The Story
Why it exists.
The beginning
Dean and Dan Caten grew up surrounded by Canada's vast forests. When they moved to Milan in 1995 to launch their fashion house, they carried that landscape with them. He Wood Rocky Mountain Wood, released in 2009, is their second men's fragrance, a direct tribute to the wilderness they left behind. The name isn't decorative. The Rocky Mountains are their geography, their origin story. Daphné Bugey translated that into scent: violet for the high-altitude flowers, cedar and vetiver for the trees, incense and amber for the mineral weight of rock and cold air. It smells like a place they know, worn close to the skin.

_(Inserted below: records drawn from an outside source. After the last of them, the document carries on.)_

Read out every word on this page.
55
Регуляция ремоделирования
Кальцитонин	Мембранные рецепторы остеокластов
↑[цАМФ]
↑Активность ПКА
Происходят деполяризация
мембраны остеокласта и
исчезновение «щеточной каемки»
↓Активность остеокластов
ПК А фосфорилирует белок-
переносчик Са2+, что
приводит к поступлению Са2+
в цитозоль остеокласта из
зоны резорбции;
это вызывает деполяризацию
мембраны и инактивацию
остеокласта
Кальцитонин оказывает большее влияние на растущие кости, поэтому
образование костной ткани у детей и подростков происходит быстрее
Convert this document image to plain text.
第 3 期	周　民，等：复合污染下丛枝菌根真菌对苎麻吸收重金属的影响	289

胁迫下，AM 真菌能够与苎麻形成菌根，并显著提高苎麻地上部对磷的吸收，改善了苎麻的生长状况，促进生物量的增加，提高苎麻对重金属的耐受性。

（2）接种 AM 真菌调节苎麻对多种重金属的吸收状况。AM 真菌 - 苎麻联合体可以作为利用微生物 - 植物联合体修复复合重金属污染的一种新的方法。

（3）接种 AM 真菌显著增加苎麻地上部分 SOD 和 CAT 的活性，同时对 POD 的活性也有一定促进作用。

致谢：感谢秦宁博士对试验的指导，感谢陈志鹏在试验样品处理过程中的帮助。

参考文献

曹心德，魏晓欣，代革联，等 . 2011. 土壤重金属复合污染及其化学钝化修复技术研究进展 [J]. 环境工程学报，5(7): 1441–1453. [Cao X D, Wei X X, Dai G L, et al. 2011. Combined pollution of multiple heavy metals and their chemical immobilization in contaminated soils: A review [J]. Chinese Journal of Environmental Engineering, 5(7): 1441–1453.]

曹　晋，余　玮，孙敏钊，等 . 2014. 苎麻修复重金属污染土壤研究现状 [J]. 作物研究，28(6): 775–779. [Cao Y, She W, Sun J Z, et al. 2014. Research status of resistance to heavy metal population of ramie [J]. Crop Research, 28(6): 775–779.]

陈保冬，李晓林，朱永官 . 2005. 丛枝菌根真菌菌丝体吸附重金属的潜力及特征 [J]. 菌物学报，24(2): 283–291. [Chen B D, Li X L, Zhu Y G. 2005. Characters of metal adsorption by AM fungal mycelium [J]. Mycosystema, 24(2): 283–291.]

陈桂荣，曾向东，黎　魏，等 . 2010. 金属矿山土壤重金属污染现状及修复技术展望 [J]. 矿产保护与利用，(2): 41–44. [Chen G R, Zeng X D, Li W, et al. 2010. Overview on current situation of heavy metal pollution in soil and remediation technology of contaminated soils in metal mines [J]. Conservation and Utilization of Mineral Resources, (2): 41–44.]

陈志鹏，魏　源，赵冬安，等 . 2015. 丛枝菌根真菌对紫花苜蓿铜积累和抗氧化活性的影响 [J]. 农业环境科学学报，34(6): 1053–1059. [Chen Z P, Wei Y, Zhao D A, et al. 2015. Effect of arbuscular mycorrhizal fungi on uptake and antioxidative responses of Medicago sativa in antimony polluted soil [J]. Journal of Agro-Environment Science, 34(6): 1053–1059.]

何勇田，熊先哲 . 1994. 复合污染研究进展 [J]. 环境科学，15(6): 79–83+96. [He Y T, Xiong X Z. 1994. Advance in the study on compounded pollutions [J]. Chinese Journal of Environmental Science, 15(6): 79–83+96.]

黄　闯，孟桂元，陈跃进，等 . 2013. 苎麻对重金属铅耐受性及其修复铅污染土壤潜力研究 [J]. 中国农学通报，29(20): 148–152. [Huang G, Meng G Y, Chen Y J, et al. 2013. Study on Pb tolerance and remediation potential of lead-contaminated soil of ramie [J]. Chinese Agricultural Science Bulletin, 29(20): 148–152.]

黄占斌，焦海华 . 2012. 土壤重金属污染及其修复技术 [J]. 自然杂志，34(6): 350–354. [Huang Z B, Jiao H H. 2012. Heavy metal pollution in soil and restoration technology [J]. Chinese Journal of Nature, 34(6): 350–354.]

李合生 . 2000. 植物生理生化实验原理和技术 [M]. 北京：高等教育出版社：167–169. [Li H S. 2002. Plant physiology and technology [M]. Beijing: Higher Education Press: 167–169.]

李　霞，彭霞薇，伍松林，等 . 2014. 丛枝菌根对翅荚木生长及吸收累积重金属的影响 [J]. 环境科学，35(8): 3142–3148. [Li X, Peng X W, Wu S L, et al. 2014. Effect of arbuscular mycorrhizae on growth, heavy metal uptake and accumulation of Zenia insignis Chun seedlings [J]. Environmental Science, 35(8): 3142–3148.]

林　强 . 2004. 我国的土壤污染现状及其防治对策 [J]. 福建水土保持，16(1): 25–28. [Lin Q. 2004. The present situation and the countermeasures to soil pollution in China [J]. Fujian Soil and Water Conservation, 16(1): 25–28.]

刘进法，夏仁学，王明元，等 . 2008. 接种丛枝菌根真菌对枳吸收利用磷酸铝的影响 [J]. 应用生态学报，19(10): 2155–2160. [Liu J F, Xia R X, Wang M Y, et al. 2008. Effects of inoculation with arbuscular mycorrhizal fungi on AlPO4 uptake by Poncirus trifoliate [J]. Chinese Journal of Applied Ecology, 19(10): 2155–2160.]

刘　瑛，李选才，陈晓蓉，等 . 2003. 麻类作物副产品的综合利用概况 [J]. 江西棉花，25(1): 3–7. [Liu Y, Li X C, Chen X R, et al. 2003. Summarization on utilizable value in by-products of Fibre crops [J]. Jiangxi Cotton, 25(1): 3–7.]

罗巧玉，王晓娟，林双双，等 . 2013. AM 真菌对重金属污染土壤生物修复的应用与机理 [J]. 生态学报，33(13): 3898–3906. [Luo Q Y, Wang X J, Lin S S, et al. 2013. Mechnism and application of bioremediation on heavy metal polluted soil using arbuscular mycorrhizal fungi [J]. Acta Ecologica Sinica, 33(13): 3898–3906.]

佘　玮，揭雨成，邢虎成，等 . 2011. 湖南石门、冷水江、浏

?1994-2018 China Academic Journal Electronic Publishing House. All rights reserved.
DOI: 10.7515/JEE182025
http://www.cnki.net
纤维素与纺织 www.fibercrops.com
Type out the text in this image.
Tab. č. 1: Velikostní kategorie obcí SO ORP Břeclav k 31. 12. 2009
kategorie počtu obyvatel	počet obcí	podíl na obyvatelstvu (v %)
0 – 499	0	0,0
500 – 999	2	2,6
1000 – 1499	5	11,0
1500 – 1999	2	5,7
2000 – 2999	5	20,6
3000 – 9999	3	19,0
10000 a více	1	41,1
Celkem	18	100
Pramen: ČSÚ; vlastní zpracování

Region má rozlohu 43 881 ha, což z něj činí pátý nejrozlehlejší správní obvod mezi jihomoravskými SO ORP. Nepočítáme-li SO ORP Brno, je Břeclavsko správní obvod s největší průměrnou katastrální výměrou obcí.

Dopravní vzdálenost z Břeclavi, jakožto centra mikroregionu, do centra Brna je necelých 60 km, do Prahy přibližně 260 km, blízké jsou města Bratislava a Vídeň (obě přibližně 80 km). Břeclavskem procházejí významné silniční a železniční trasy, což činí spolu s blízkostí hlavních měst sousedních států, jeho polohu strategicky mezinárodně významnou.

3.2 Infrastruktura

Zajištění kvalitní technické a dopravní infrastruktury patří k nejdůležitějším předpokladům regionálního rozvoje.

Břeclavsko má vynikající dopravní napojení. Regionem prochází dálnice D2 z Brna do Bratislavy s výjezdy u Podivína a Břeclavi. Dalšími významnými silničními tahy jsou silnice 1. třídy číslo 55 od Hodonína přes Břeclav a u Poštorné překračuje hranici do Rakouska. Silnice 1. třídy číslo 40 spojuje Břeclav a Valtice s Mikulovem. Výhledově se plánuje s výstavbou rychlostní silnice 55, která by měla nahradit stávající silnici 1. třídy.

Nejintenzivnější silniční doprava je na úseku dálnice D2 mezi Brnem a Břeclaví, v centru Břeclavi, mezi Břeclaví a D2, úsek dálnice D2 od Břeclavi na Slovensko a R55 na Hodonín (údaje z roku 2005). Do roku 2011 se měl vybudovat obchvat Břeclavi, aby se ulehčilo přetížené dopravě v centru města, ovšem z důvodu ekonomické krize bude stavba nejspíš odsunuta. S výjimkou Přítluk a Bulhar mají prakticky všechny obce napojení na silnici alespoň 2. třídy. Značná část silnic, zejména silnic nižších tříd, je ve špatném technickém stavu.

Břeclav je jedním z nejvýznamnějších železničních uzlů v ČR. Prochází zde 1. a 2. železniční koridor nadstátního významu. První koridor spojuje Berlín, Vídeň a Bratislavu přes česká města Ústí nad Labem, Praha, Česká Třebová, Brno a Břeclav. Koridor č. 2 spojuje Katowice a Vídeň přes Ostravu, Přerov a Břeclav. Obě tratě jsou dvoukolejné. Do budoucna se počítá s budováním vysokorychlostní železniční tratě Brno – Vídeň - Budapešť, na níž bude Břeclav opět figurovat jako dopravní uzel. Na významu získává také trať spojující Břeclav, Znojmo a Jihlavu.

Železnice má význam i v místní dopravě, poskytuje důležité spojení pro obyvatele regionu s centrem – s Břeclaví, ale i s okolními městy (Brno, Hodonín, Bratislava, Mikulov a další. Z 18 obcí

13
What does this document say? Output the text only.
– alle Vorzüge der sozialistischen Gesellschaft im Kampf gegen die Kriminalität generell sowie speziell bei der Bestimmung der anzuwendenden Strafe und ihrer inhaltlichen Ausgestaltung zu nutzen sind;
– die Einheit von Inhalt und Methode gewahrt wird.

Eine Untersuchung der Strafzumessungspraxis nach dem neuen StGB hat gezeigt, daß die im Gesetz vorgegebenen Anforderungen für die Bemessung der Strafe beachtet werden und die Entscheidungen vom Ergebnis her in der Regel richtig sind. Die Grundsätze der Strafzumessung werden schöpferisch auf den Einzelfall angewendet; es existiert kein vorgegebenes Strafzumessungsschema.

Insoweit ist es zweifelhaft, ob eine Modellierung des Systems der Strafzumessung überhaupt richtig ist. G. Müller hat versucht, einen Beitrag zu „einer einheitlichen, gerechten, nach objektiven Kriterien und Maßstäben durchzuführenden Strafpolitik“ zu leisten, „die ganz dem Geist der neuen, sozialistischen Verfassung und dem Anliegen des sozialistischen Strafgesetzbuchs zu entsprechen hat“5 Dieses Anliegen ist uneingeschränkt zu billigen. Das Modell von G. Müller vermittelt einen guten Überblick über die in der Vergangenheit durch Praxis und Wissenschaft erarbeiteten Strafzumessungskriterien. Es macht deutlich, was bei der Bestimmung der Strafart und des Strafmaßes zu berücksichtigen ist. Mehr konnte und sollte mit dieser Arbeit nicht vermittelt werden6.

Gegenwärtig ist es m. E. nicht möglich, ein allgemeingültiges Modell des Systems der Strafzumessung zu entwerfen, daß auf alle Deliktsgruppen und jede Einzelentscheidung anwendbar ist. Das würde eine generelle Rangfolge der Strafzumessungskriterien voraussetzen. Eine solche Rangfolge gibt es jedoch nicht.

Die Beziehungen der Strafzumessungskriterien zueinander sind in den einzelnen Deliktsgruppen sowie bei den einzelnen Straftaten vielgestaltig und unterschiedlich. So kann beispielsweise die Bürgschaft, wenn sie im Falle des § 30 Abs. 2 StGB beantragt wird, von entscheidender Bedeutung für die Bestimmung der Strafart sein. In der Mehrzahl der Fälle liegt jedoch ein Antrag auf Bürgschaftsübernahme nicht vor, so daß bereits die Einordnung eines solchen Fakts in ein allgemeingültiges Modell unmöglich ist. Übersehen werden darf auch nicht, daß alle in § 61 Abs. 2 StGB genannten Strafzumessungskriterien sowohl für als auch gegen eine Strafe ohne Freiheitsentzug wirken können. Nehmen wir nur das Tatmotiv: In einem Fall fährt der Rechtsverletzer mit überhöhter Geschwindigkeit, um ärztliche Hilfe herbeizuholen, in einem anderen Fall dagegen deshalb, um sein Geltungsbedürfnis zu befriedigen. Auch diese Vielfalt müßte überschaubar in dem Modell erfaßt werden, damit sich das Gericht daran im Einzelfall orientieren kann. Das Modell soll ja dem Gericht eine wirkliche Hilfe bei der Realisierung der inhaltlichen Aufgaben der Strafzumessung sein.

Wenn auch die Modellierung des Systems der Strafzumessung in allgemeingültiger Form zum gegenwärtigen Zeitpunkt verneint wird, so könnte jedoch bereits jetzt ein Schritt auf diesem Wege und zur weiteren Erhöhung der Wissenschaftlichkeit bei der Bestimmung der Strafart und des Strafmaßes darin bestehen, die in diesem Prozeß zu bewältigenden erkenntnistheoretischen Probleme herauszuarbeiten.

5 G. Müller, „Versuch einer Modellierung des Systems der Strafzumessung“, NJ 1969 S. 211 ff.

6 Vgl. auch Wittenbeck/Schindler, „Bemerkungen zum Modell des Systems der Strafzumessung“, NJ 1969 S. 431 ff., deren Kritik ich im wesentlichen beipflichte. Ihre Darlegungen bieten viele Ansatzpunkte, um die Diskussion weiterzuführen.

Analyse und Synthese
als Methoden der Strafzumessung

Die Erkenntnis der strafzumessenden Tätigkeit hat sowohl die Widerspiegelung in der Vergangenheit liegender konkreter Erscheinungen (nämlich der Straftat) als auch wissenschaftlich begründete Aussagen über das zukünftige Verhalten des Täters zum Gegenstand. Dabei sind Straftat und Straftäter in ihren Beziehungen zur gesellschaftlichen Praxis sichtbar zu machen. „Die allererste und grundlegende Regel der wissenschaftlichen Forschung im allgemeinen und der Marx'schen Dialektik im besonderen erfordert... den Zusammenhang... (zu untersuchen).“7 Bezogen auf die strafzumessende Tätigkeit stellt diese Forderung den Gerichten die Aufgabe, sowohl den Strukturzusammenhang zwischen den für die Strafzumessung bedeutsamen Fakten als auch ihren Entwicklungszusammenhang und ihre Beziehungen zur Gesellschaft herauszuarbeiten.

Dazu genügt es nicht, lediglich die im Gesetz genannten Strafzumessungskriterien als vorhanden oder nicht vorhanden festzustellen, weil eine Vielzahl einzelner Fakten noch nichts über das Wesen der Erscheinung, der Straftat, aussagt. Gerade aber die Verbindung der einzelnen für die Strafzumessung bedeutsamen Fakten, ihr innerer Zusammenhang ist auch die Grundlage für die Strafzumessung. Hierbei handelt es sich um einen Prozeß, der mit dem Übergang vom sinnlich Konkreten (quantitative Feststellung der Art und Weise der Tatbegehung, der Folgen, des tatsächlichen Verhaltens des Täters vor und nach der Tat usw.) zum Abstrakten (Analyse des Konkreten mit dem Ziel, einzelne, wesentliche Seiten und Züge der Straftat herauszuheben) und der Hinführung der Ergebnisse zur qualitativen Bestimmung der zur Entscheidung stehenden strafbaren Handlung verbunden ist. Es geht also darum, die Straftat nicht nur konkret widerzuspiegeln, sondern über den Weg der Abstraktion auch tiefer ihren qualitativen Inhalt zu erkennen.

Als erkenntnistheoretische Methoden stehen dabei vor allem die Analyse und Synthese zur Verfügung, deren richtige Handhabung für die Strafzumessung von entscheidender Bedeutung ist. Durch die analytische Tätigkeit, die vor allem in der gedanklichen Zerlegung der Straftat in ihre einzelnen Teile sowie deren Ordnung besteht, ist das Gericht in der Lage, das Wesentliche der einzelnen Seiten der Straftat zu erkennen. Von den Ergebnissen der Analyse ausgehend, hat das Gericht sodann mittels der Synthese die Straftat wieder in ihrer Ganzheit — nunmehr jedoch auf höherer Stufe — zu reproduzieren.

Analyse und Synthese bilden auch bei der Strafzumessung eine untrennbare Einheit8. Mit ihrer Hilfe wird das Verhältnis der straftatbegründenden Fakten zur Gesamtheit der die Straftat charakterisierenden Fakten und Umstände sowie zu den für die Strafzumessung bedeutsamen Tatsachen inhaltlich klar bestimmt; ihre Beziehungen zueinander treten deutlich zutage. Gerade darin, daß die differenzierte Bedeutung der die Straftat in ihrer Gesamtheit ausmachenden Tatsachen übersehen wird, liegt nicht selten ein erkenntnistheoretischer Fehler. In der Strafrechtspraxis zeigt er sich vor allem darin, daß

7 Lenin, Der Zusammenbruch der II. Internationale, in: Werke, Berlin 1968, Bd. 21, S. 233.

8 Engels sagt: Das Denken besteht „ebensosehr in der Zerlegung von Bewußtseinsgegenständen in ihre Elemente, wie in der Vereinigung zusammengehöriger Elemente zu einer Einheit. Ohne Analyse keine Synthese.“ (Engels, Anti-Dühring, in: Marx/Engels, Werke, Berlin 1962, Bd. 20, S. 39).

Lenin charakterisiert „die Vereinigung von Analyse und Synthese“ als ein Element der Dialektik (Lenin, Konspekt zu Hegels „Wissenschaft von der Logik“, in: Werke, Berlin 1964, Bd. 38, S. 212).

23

What makes this composition unusual is the violet. Not the sharp green leaf, but a powdery, almost orris-like violet that brings unexpected softness to a woody scent. Paired with mineral amber and frankincense, it creates a dusty, atmospheric quality, the smell of cold air moving through evergreen forests, not tropical heat. The cedar and vetiver keep it grounded and dry. Together, the violet and cedar form a tension that feels both Canadian and European, urban and wilderness, polished and rough.
The evolution
The opening hits bright and aldehydic, the violet reads clean, almost soapy for the first two minutes. Then the cedar and vetiver arrive, dry and mineral, like stone warming in shade. Incense and amber layer in, adding depth without sweetness. By the second hour, the violet softens and the woody base takes over, cedar, vetiver, and a whisper of smoke that settles close to the skin. The drydown is where it lives longest: powdery violet meeting dry cedar, intimate and close, still detectable six to eight hours later on fabric.
Cultural impact
He Wood Rocky Mountain Wood occupies a specific niche: the man who wants wilderness without heaviness. The powdery violet note sets it apart from typical masculine woody scents, making it more atmospheric than aggressive. It appeals to those who want fragrance to feel like a memory of a place rather than a statement about it.